Expand new graph-based DB-Model
The new DB-Configuration model is based on a graph – where configurations can be connected by links (the link can contain addition information – like what kind of link it is – currently the addition data is the option name (for example if you have a wifi-iface configuration the “device” links it to a wifi-device)).
The model is implemented and there is a query API to get and set options. But for communication purposes the configuration is stored as uci-json-config. There is code to convert between these two (but the one from uci to graph-model needs quite some more intelligence to detect everything right). There are also some hooks that update each part. But the update process is not consistent – the graph-based config gets a new ID for example. It would be nice to have a consistent conversion.
Furthermore I like nodes to share parts of a configuration. This should be easy to implement with some small DB changes. For this consistency is also very important. By default UCI generates unique strings for every configuration – this could be used for consistency.
The DB-Model also currently lacks creating new configurations and reordering configurations.
The API to modify nodes should get expanded and everything should get documented. (see above) This should be done in code and a document generated by sphinx.
I also like to implement a CLI program to use the API.
The uci-json parser supports diffs between configurations. I would like to save a diff for each change which is applied – to have roll back configurations or delete a specific change.

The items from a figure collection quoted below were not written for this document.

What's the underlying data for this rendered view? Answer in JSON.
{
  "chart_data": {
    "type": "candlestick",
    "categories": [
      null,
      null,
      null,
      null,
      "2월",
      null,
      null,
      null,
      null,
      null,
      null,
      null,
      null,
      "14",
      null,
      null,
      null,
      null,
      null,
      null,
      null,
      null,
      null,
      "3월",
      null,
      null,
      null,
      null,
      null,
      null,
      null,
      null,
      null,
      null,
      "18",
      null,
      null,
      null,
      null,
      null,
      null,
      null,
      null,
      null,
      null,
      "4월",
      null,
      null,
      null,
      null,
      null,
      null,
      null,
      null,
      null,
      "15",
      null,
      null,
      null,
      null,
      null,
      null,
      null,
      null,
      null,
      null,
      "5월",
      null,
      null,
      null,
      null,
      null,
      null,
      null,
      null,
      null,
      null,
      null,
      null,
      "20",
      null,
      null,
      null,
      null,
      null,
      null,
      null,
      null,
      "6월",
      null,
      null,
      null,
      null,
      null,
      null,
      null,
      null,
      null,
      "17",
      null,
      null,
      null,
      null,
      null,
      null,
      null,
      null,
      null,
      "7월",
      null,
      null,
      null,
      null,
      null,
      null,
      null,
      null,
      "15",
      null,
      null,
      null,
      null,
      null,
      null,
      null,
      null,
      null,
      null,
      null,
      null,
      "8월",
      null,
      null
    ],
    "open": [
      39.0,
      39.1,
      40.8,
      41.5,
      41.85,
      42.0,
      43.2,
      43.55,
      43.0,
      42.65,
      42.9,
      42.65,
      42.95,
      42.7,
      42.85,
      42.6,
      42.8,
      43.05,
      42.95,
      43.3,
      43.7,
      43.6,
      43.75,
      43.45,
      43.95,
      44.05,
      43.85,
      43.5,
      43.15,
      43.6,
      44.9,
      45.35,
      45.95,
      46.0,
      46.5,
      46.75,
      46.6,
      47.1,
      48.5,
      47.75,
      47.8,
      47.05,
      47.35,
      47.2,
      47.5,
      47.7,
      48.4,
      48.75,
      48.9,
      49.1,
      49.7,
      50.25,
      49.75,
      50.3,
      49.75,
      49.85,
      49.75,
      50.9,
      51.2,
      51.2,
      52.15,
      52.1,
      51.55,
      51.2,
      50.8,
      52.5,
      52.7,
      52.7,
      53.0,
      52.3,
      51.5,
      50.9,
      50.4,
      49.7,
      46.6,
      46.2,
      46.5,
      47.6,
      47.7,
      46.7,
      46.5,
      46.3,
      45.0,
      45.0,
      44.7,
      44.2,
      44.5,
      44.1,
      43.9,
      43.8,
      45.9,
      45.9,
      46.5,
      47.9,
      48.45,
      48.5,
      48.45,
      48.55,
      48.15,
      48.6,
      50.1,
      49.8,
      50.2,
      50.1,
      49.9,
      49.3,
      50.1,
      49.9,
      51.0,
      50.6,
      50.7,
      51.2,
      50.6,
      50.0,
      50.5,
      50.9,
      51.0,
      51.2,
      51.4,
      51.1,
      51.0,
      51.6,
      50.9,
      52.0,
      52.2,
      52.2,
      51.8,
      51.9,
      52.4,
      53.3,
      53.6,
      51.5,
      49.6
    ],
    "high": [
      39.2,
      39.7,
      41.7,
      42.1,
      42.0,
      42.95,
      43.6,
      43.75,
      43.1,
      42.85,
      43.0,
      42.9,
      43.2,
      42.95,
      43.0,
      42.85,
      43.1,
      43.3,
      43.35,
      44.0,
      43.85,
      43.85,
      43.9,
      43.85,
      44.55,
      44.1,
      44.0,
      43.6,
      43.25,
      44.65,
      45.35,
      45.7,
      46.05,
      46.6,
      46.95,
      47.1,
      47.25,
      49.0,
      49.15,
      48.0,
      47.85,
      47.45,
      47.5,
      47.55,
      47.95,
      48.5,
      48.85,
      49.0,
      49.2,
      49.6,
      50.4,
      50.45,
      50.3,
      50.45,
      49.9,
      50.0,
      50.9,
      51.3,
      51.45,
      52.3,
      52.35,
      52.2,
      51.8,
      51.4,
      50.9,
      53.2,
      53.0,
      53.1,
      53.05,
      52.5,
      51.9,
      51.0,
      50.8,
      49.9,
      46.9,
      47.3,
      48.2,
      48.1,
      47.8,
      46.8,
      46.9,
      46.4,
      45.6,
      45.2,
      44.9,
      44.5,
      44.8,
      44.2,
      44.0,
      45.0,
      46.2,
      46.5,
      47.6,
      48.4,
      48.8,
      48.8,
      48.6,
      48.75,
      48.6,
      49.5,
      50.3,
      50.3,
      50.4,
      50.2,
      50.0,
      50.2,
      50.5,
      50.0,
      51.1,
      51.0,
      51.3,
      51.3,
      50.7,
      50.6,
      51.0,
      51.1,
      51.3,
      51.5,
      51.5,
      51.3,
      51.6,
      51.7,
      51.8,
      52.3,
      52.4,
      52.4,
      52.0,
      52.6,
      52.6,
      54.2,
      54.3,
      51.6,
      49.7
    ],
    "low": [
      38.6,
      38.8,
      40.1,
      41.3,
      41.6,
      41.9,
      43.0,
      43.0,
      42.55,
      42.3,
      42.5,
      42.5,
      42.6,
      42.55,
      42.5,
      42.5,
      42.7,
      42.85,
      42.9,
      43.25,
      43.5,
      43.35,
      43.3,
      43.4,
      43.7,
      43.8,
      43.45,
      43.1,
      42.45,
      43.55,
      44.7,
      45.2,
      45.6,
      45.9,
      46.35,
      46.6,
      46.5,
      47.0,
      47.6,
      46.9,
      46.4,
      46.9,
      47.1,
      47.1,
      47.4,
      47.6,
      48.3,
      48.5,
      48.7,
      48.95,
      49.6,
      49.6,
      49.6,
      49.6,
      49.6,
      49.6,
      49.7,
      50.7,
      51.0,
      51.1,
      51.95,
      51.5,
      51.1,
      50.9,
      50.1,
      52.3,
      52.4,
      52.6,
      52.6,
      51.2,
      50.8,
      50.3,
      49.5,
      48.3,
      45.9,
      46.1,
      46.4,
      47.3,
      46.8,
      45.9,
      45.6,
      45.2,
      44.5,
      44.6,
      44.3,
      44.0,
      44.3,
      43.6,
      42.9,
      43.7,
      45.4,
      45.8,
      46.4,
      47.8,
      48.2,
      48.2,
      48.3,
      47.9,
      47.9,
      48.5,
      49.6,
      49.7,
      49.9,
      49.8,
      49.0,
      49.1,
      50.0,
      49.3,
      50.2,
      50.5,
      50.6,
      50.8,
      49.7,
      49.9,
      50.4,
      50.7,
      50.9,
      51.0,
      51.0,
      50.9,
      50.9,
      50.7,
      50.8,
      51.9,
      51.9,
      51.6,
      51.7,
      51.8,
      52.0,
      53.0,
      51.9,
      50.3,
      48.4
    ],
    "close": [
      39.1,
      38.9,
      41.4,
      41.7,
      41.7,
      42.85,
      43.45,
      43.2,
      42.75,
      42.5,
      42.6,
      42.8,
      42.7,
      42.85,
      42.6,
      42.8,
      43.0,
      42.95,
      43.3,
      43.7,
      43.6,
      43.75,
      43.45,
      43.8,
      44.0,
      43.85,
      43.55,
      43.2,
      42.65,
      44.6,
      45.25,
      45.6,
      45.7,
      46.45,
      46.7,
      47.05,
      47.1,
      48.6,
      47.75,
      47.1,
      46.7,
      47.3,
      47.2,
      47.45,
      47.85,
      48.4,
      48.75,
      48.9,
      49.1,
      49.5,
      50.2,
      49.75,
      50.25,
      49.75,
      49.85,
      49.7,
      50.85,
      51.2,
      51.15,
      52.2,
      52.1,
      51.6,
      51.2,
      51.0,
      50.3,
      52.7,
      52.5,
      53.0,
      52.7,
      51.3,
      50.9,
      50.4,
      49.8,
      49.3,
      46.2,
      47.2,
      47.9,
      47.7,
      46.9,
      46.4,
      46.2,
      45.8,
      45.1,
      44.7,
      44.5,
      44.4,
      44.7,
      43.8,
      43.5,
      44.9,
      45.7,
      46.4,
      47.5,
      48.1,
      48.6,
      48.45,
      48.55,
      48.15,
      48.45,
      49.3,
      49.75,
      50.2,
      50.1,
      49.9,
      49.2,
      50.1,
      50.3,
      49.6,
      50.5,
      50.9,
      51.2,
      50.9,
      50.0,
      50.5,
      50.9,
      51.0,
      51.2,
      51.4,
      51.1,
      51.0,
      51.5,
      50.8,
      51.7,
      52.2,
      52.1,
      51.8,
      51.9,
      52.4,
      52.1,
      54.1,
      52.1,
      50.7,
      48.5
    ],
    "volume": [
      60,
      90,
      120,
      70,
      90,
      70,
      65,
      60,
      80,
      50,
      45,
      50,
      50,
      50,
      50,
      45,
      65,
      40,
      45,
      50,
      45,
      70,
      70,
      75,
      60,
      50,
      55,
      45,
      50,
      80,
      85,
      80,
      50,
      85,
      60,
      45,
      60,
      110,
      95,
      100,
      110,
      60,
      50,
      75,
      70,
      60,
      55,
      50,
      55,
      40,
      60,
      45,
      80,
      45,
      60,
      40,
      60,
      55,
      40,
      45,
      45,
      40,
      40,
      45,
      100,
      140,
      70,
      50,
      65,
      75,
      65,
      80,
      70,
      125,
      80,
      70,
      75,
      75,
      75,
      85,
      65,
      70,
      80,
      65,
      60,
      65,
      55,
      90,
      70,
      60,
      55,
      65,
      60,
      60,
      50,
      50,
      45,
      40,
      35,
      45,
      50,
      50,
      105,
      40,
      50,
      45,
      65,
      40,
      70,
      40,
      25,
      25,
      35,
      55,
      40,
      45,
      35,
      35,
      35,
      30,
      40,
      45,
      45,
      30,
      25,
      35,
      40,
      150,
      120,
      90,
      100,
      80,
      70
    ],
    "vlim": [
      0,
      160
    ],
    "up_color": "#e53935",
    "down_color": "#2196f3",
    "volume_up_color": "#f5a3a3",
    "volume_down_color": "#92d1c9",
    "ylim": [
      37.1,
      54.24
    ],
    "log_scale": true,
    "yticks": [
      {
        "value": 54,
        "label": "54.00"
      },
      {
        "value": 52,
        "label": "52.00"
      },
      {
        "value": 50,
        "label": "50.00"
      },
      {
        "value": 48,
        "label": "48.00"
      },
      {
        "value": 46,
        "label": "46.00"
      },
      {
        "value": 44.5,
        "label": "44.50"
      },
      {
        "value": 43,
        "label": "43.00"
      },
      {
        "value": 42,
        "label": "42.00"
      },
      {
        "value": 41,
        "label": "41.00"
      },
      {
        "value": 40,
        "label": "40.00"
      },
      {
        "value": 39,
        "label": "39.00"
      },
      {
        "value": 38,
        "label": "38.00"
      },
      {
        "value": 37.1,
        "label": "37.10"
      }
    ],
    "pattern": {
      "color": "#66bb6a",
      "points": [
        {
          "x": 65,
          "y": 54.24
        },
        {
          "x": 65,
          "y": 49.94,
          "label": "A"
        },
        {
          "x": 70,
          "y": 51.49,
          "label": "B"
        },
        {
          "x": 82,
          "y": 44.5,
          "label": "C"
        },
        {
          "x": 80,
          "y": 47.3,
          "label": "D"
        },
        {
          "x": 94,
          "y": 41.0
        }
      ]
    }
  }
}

There is a simplistic revisioning implemented. But the diff should be updated to a class of its own with json import and export and operations to apply a diff to a UCI configuration. (upgrade and downgrade)
Modularity and expandability
OpenWifi is right now is already quite modular – but I also want to modularize configuration parsing and communication. It would also be nice to have some interoperability with OpenWISP.
I use alembic for tracking database changes it would be nice to find a good way to use alembic for database changes needed by PlugIns as well.
I want to schedule config updates – for example if you have a mesh you probably want to update the deepest nested nodes first and than the ones above etc. – this should be easy with celery (as long as the mesh is known and somehow represented in the database).